Sougia (Σούγια) is a community and a small village in Chania regional unit on the island of Crete, Greece. It is part of the municipal unit of East Selino (Anatoliko Selino). It is located on the south coast of the island, 70 km south of Chania. The community consists of the following villages (population in 2021):
- Sougia, pop. 95
- Koustogerako, pop. 25
- Livadas, pop. 3
- Moni, pop. 8

Sougia is reached from Chania by car in 2 hours or by ferry boats from Palaiochora, Agia Roumeli, Loutro and Hora Sfakion.
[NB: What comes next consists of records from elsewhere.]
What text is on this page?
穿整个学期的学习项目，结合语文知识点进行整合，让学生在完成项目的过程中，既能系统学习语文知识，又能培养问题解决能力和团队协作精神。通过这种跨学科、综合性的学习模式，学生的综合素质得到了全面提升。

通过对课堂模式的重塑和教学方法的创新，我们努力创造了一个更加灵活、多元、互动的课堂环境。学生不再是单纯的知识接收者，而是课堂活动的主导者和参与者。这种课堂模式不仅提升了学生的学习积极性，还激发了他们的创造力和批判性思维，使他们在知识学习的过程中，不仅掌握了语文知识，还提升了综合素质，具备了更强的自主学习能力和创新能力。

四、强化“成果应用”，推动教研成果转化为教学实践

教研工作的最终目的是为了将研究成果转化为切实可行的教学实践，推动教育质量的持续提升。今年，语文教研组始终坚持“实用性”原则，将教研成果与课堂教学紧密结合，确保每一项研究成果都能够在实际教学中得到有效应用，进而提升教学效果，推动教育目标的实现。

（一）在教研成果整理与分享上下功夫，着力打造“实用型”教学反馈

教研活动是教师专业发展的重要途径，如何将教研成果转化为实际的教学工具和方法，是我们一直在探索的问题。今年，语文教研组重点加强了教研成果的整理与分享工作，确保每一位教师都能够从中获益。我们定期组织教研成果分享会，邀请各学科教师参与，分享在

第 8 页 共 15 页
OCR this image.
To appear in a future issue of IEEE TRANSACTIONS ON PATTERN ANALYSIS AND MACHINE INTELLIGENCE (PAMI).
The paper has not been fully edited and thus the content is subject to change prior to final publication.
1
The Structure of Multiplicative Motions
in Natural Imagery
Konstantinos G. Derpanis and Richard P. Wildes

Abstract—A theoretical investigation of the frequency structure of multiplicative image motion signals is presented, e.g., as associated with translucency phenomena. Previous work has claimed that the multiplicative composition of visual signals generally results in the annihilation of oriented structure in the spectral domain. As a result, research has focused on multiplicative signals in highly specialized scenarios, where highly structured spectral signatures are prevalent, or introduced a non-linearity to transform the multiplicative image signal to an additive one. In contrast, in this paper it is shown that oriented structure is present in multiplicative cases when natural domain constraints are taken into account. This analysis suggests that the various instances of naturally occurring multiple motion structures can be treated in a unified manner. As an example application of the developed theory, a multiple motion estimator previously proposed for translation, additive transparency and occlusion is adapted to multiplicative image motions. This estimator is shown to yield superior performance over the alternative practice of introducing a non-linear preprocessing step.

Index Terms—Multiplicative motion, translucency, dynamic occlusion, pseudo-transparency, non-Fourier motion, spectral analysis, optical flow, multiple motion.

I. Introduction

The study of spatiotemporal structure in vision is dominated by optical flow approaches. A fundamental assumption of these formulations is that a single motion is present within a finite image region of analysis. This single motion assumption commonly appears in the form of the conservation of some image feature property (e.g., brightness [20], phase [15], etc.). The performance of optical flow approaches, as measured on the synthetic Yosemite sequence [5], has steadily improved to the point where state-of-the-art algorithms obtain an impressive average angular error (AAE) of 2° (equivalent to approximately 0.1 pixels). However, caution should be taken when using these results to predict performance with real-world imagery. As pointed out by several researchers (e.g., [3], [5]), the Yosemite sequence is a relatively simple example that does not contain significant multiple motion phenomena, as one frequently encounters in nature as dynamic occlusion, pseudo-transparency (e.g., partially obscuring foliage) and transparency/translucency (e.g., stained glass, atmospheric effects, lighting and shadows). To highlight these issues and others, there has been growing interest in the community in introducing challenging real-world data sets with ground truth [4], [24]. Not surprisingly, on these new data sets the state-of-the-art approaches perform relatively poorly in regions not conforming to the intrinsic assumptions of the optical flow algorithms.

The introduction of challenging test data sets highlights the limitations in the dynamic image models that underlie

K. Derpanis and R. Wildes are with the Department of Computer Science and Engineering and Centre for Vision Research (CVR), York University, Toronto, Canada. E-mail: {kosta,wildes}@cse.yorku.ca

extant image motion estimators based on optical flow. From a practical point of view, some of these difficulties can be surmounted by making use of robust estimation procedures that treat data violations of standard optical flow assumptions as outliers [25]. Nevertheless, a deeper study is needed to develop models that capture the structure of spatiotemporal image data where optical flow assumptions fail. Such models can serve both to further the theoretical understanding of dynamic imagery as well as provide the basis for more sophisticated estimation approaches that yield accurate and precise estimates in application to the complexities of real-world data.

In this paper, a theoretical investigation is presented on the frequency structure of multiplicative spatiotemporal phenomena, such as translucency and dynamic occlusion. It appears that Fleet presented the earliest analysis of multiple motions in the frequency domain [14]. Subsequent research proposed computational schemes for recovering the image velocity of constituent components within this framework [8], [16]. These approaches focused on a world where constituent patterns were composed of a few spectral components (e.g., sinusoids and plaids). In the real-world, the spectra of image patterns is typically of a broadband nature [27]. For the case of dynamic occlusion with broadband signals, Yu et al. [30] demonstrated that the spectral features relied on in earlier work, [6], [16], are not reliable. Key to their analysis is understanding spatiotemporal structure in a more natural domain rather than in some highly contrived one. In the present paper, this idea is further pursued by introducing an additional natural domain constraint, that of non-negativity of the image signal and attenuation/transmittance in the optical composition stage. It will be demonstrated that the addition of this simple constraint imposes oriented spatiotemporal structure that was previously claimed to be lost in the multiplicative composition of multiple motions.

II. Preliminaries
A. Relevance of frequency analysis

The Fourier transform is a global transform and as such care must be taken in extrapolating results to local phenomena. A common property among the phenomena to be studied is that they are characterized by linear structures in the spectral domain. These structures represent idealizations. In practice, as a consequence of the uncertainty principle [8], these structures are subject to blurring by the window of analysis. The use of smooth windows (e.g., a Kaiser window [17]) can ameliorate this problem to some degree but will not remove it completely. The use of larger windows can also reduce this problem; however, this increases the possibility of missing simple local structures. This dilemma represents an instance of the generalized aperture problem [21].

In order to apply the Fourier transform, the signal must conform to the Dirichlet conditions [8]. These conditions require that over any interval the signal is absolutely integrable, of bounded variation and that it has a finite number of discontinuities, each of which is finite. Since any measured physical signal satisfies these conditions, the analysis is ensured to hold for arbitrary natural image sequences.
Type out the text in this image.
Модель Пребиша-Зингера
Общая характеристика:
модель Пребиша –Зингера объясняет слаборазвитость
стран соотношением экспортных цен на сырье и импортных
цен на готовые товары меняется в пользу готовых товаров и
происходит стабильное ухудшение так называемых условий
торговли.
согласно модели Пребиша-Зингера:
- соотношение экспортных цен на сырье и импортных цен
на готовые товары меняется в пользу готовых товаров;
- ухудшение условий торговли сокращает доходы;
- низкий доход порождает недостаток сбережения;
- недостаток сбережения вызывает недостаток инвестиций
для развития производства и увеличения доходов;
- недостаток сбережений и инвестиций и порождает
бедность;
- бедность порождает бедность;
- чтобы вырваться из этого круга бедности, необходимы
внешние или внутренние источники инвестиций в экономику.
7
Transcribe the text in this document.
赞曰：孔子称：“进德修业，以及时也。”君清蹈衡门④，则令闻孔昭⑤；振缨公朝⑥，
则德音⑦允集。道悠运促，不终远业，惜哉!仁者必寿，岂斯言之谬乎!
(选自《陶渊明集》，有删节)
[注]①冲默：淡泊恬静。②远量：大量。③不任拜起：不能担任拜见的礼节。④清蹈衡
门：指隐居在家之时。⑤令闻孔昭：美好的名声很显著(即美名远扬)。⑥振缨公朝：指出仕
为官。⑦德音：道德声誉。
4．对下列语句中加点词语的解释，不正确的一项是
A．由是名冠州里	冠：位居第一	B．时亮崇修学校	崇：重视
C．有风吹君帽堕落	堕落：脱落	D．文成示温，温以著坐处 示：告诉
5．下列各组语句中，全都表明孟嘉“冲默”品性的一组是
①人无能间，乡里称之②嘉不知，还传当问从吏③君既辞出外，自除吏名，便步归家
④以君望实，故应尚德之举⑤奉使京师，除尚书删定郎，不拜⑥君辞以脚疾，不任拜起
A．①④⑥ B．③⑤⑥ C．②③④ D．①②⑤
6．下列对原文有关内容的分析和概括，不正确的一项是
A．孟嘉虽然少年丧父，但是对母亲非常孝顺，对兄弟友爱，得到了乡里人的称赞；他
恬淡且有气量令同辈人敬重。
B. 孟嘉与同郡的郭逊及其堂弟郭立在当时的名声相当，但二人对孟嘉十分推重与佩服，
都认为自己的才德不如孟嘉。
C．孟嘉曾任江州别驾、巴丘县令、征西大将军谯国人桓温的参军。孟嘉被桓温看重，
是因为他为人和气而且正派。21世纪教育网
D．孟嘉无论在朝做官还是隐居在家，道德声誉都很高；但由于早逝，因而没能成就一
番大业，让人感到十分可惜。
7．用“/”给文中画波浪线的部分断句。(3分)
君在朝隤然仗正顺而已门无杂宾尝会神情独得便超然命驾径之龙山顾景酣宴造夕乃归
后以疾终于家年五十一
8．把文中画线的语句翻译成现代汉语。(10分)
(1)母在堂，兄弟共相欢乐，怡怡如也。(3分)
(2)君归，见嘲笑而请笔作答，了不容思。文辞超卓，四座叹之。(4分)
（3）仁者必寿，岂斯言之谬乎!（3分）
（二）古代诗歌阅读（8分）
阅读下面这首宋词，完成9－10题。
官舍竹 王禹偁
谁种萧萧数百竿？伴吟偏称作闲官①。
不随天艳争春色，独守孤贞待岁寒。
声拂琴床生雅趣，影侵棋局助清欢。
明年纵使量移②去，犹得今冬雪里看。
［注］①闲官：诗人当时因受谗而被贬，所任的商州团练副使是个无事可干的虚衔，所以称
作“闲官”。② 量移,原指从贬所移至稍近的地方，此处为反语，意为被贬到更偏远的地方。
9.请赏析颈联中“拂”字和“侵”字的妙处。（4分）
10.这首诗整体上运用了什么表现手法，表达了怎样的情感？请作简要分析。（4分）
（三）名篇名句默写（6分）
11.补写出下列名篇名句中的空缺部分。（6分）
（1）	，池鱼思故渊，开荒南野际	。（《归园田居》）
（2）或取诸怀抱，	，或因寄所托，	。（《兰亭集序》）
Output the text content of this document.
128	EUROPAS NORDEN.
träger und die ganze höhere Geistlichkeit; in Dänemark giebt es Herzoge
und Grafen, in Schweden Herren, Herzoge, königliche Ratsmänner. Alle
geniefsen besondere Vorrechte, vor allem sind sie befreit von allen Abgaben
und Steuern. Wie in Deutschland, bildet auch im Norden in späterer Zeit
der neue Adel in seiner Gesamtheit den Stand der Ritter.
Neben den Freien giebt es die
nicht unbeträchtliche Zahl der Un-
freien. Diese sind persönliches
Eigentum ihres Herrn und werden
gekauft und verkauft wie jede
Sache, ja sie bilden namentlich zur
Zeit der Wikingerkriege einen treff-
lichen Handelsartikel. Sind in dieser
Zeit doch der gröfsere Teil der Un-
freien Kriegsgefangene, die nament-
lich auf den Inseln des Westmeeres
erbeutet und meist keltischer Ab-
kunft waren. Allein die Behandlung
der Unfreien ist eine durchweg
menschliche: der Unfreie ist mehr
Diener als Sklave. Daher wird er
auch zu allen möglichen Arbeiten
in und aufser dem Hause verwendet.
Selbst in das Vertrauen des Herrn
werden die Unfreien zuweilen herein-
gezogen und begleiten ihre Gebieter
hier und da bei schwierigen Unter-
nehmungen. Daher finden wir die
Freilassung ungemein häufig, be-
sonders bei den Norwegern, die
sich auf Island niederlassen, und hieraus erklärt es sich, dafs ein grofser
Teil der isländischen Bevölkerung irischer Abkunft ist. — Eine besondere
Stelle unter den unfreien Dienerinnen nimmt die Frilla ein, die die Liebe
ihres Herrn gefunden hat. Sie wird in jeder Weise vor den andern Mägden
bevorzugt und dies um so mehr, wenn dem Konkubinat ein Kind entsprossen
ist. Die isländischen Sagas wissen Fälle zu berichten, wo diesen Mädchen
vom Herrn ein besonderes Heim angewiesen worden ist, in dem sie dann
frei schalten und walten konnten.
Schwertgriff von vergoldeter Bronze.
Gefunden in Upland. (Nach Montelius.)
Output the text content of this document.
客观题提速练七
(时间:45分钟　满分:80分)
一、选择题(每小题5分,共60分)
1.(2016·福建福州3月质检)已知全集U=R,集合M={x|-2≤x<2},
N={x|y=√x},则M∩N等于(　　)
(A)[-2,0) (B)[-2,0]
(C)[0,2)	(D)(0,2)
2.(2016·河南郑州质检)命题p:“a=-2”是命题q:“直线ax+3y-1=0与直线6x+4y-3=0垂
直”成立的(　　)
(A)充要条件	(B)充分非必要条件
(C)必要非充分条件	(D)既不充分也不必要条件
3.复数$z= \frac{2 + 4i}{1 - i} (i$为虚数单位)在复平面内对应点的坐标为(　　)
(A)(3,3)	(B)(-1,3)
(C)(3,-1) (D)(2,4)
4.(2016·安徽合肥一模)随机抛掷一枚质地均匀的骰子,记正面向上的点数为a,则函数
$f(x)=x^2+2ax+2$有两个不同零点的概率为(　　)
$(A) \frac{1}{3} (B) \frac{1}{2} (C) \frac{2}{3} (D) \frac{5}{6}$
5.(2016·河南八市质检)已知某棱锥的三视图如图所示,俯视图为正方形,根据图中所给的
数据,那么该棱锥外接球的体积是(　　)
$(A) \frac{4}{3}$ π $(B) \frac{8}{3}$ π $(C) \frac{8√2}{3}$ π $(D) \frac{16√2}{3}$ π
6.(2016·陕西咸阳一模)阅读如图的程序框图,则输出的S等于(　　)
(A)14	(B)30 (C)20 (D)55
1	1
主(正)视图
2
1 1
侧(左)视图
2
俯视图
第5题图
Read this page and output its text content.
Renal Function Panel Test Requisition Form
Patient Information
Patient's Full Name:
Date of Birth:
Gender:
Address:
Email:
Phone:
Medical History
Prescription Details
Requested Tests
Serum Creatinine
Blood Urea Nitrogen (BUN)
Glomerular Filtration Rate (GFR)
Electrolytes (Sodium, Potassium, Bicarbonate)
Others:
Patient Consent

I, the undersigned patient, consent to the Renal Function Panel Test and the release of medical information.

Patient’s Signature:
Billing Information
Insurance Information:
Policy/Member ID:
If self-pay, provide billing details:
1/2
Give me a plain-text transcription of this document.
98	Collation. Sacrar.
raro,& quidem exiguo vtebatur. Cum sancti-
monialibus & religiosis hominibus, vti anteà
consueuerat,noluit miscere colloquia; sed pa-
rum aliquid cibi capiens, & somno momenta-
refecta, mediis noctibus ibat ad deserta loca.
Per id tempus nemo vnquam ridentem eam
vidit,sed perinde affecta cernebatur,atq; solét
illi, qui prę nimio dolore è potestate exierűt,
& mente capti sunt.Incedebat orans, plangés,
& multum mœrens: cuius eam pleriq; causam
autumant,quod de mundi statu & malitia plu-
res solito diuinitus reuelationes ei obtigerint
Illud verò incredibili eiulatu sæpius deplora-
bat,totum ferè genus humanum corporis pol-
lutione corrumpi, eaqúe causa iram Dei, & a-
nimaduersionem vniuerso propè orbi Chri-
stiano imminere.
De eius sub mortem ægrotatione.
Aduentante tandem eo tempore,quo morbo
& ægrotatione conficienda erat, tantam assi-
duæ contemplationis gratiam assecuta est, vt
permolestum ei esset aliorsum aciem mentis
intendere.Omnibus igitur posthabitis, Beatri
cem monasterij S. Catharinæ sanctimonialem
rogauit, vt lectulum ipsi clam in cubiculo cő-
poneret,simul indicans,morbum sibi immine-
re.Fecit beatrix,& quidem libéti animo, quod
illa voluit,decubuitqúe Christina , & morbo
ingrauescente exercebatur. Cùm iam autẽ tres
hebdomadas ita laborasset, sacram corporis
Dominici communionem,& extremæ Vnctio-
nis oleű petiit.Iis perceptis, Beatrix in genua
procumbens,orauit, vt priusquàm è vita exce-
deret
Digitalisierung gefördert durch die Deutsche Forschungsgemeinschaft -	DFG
Although it is not one of the larger towns of the province of Selino, Sougia is interesting to the tourist, providing a beach, walkways, mountains and interesting remains of an ancient city and old Byzantine churches. Sougia has some tourist services, such as small hotels, rooms to rent and a few taverns, cafes and bars. Sougia was the ancient city of Syia, a harbour of Elyros. In the village church, an important basilica of the Byzantine era, was found a beautiful mosaic, now exposed in Chania's Archeological Museum. In 1943, during German occupation, Germans razed the villages Livadas, Moni and Koustogerako, by way of reprisal for local partisan actions. Legends also suggest that the Cyclops in Odysseus' adventure lived in Sougia.